Choisir un prestataire de paie pour une ambassade étrangère en France

Un État employeur ne se gère pas comme une filiale étrangère. Voici ce qu'un prestataire doit maîtriser avant de produire le premier bulletin de votre mission.

Ce qu'un prestataire doit savoir faire pour un État employeur

Un prestataire de paie pour une ambassade étrangère en France doit savoir trier le personnel avant de le payer : qui relève du droit français, qui en est exempté au titre des conventions de Vienne, qui a exercé une option prévue par une convention bilatérale. Ce tri commande tout le reste, des cotisations à l'impôt. Un bulletin exact bâti sur un mauvais statut reste un bulletin faux.

La difficulté vient du mélange. Une même chancellerie peut réunir un conseiller envoyé par la capitale, exempté pour ses services à l'État d'envoi, une secrétaire bilingue recrutée en 2009 et installée en France depuis bien plus longtemps, et un agent consulaire franco-marocain. Les trois n'ont ni le même régime de sécurité sociale, ni le même traitement fiscal, ni les mêmes droits à l'assurance chômage. L'exemption prévue par les articles 33 et 37 de la convention de Vienne de 1961 est personnelle : elle ne suit pas l'institution, elle dépend de la fonction, de la nationalité et de la résidence de chaque personne (voir notre lecture des conventions de Vienne).

Un employeur sans convention de branche, hors du champ de la retraite complémentaire

Deux particularités surprennent les prestataires habitués aux entreprises. Aucune convention collective de branche ne vise les ambassades et consulats : le code du travail sert de socle, le reste dépend de ce que la mission a décidé d'appliquer. La retraite complémentaire AGIRC-ARRCO ne s'impose pas d'office : une ambassade y participe par adhésion, pour la totalité de son personnel affilié au régime général, sans rachat des années passées. Un prestataire qui paramètre ces cotisations par défaut, sans vérifier que l'adhésion existe, produit des bulletins qui annoncent une retraite que personne ne versera.

Le détail

Les compétences à vérifier avant de signer

Le tri des statuts, salarié par salarié

Demandez au prestataire comment il détermine le régime de chaque personne. La bonne réponse passe par des questions précises : fonction exercée, nationalité, résidence permanente en France au moment du recrutement, convention bilatérale applicable, option exercée ou non dans le délai. Nous consignons ce diagnostic dans une fiche par salarié, que la mission conserve et qui resservira lors d'un contrôle ou d'un changement d'administrateur.

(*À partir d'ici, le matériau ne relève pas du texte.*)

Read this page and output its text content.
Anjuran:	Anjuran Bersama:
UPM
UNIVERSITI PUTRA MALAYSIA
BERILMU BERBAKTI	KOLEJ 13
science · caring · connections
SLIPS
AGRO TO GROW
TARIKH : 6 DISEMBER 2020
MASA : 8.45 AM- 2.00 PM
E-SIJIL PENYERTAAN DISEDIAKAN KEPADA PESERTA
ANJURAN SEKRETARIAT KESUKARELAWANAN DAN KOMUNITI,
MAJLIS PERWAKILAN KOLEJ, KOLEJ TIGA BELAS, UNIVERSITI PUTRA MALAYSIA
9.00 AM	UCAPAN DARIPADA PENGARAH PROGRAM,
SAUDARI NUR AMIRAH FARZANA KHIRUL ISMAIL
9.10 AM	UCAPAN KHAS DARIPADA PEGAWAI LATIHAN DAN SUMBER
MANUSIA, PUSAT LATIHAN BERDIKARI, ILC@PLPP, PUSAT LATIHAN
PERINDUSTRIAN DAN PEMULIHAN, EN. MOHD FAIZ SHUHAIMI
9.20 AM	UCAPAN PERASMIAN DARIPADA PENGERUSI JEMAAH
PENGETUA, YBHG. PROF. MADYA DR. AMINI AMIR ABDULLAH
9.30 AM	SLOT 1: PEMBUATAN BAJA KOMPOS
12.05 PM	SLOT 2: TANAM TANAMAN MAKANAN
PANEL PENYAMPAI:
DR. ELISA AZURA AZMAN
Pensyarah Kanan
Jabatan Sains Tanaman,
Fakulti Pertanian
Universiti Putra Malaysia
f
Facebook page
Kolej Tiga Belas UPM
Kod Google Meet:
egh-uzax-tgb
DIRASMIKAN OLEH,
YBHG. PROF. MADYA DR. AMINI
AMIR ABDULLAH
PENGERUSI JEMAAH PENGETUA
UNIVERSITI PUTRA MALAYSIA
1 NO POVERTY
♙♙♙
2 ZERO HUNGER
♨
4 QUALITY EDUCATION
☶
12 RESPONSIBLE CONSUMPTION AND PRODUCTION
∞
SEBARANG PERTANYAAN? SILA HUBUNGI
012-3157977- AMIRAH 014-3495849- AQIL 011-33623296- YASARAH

Les textes propres aux missions

Un prestataire compétent connaît les articles 33, 37 et 38 de la convention de Vienne de 1961, les articles 48 et 71 de celle de 1963, et sait lire une convention bilatérale de sécurité sociale. Il sait que l'affiliation à l'assurance chômage est obligatoire depuis le 1er avril 2020 pour les salariés soumis au régime français, avec des contributions versées à l'URSSAF. Il sait aussi ce qui reste incertain, comme la taxe sur les salaires ou le mode de prélèvement de l'impôt, et il le dit.

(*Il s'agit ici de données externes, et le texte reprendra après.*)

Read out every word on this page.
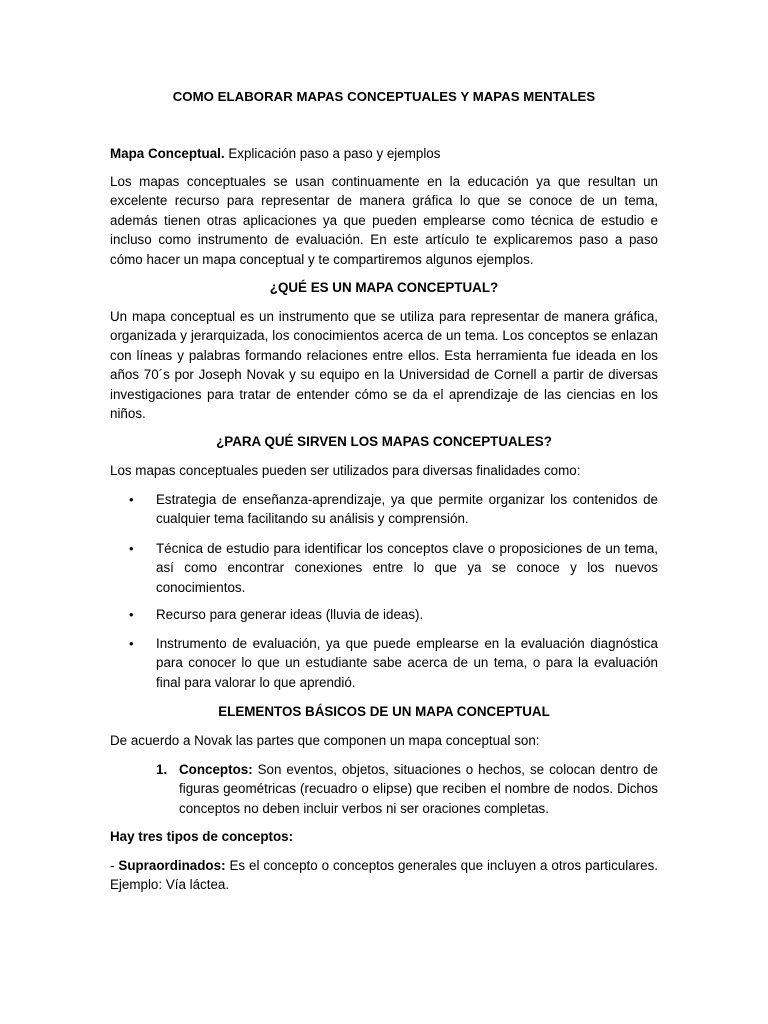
COMO ELABORAR MAPAS CONCEPTUALES Y MAPAS MENTALES

Mapa Conceptual. Explicación paso a paso y ejemplos

Los mapas conceptuales se usan continuamente en la educación ya que resultan un excelente recurso para representar de manera gráfica lo que se conoce de un tema, además tienen otras aplicaciones ya que pueden emplearse como técnica de estudio e incluso como instrumento de evaluación. En este artículo te explicaremos paso a paso cómo hacer un mapa conceptual y te compartiremos algunos ejemplos.

¿QUÉ ES UN MAPA CONCEPTUAL?

Un mapa conceptual es un instrumento que se utiliza para representar de manera gráfica, organizada y jerarquizada, los conocimientos acerca de un tema. Los conceptos se enlazan con líneas y palabras formando relaciones entre ellos. Esta herramienta fue ideada en los años 70´s por Joseph Novak y su equipo en la Universidad de Cornell a partir de diversas investigaciones para tratar de entender cómo se da el aprendizaje de las ciencias en los niños.

¿PARA QUÉ SIRVEN LOS MAPAS CONCEPTUALES?

Los mapas conceptuales pueden ser utilizados para diversas finalidades como:

• Estrategia de enseñanza-aprendizaje, ya que permite organizar los contenidos de cualquier tema facilitando su análisis y comprensión.

• Técnica de estudio para identificar los conceptos clave o proposiciones de un tema, así como encontrar conexiones entre lo que ya se conoce y los nuevos conocimientos.

• Recurso para generar ideas (lluvia de ideas).

• Instrumento de evaluación, ya que puede emplearse en la evaluación diagnóstica para conocer lo que un estudiante sabe acerca de un tema, o para la evaluación final para valorar lo que aprendió.

ELEMENTOS BÁSICOS DE UN MAPA CONCEPTUAL

De acuerdo a Novak las partes que componen un mapa conceptual son:

1. Conceptos: Son eventos, objetos, situaciones o hechos, se colocan dentro de figuras geométricas (recuadro o elipse) que reciben el nombre de nodos. Dichos conceptos no deben incluir verbos ni ser oraciones completas.

Hay tres tipos de conceptos:

- Supraordinados: Es el concepto o conceptos generales que incluyen a otros particulares. Ejemplo: Vía láctea.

L'adhésion AGIRC-ARRCO et ses conséquences

Le prestataire doit vérifier l'adhésion de la mission avant de calculer la moindre cotisation de retraite complémentaire. L'article 16 de l'accord national interprofessionnel du 17 novembre 2017 prévoit une adhésion volontaire, qui engage la mission pour tout son personnel affilié au régime général et ne valide aucun service antérieur. Un prestataire sérieux vous présente les deux options chiffrées sur votre effectif, et vous explique ce que perd un comptable local à qui il manque dix ans de points (détail du régime).

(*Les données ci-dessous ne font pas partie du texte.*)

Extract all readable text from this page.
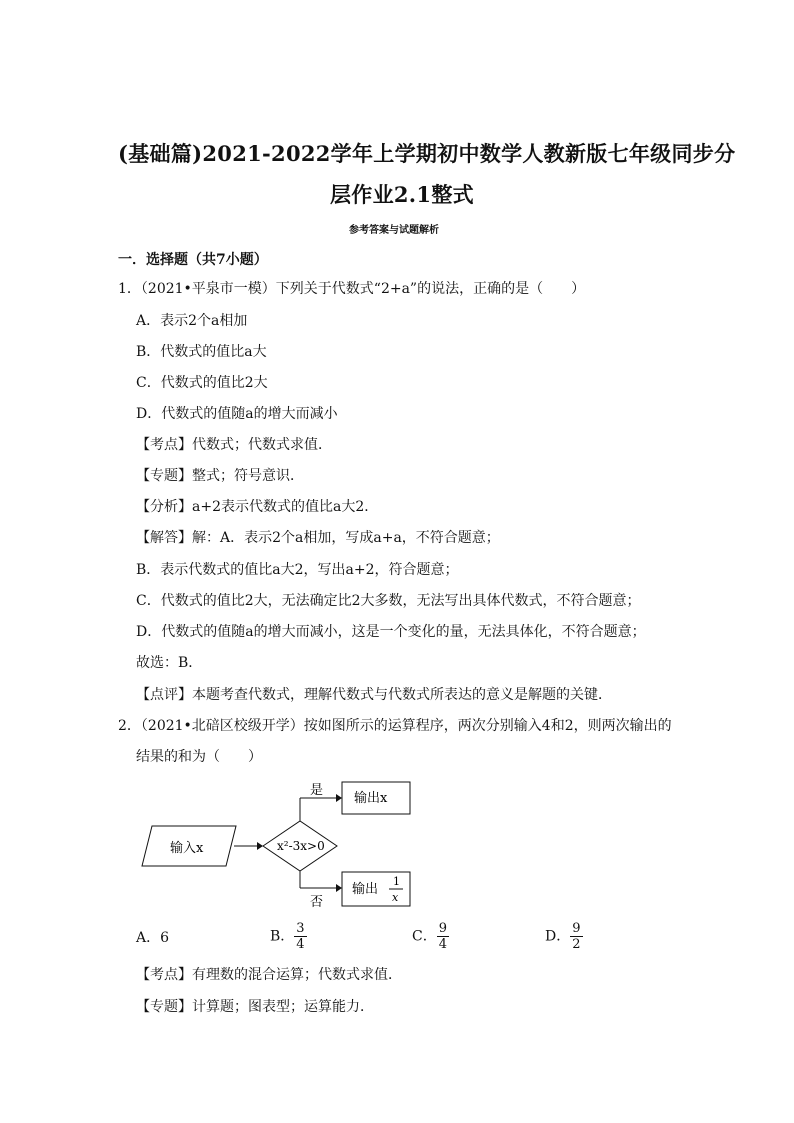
(基础篇)2021-2022学年上学期初中数学人教新版七年级同步分
层作业2.1整式
参考答案与试题解析
一．选择题（共7小题）
1．（2021•平泉市一模）下列关于代数式“2+a”的说法，正确的是（　　）
A．表示2个a相加
B．代数式的值比a大
C．代数式的值比2大
D．代数式的值随a的增大而减小
【考点】代数式；代数式求值．
【专题】整式；符号意识．
【分析】a+2表示代数式的值比a大2．
【解答】解：A．表示2个a相加，写成a+a，不符合题意；
B．表示代数式的值比a大2，写出a+2，符合题意；
C．代数式的值比2大，无法确定比2大多数，无法写出具体代数式，不符合题意；
D．代数式的值随a的增大而减小，这是一个变化的量，无法具体化，不符合题意；
故选：B．
【点评】本题考查代数式，理解代数式与代数式所表达的意义是解题的关键．
2．（2021•北碚区校级开学）按如图所示的运算程序，两次分别输入4和2，则两次输出的
结果的和为（　　）
输入x	x²-3x>0
是
输出x
否
输出
1
x
A．6	B． $\frac{3}{4}$	C． $\frac{9}{4}$	D． $\frac{9}{2}$
【考点】有理数的混合运算；代数式求值．
【专题】计算题；图表型；运算能力．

Un reporting que la capitale peut lire

Les bulletins restent en français : c'est le document légal. Autour d'eux, la mission a besoin d'un journal de paie commenté en anglais, d'un coût employeur par poste, d'une projection annuelle de la masse salariale et d'une explication chaque fois qu'un montant bouge (revalorisation du SMIC, changement de taux, régularisation). Demandez un exemple d'état mensuel avant de choisir : vous verrez vite si le prestataire écrit pour un ministère ou pour un cabinet comptable. Notre approche est décrite sur la page paie bilingue et reporting en anglais.

Déroulement

Comment se passe la mise en place avec nous

01

Premier échange et liste des pièces

Vous nous décrivez la mission, l'effectif local et la situation actuelle : paie interne, ancien prestataire, agent comptable sur le départ. Nous envoyons la liste des pièces utiles : contrats, derniers bulletins, accès à l'URSSAF et à net-entreprises, preuve d'adhésion à la retraite complémentaire s'il y en a une, instructions de la capitale sur le statut du personnel. Toute demande de contact reçoit une réponse sous 24 h ouvrées.

02

Diagnostic des statuts

Nous établissons pour chaque personne le régime applicable et les écarts éventuels : salarié traité comme exempté alors qu'il est résident permanent, option bilatérale jamais formalisée, contribution chômage absente depuis 2020. Vous recevez une note en français et en anglais qui sépare ce qui est certain, ce qui se confirme auprès d'un organisme et ce que nous recommandons.

03

Paramétrage et mois en parallèle

Le dossier est paramétré sur votre calendrier budgétaire et votre date de versement. Quand la mission reprend un historique, nous produisons un premier mois en parallèle de l'ancien système pour comparer ligne à ligne avant de basculer. Chaque écart est expliqué par écrit, jamais lissé.

04

Production mensuelle et suivi

Chaque mois, la mission transmet les variables (absences, heures supplémentaires, entrées et sorties). Nous produisons les bulletins, la DSN, le journal de paie et l'état en anglais, puis nous traitons les retours des organismes. Votre gestionnaire vous signale ce qui change dans la réglementation et ce que cela coûte à la mission.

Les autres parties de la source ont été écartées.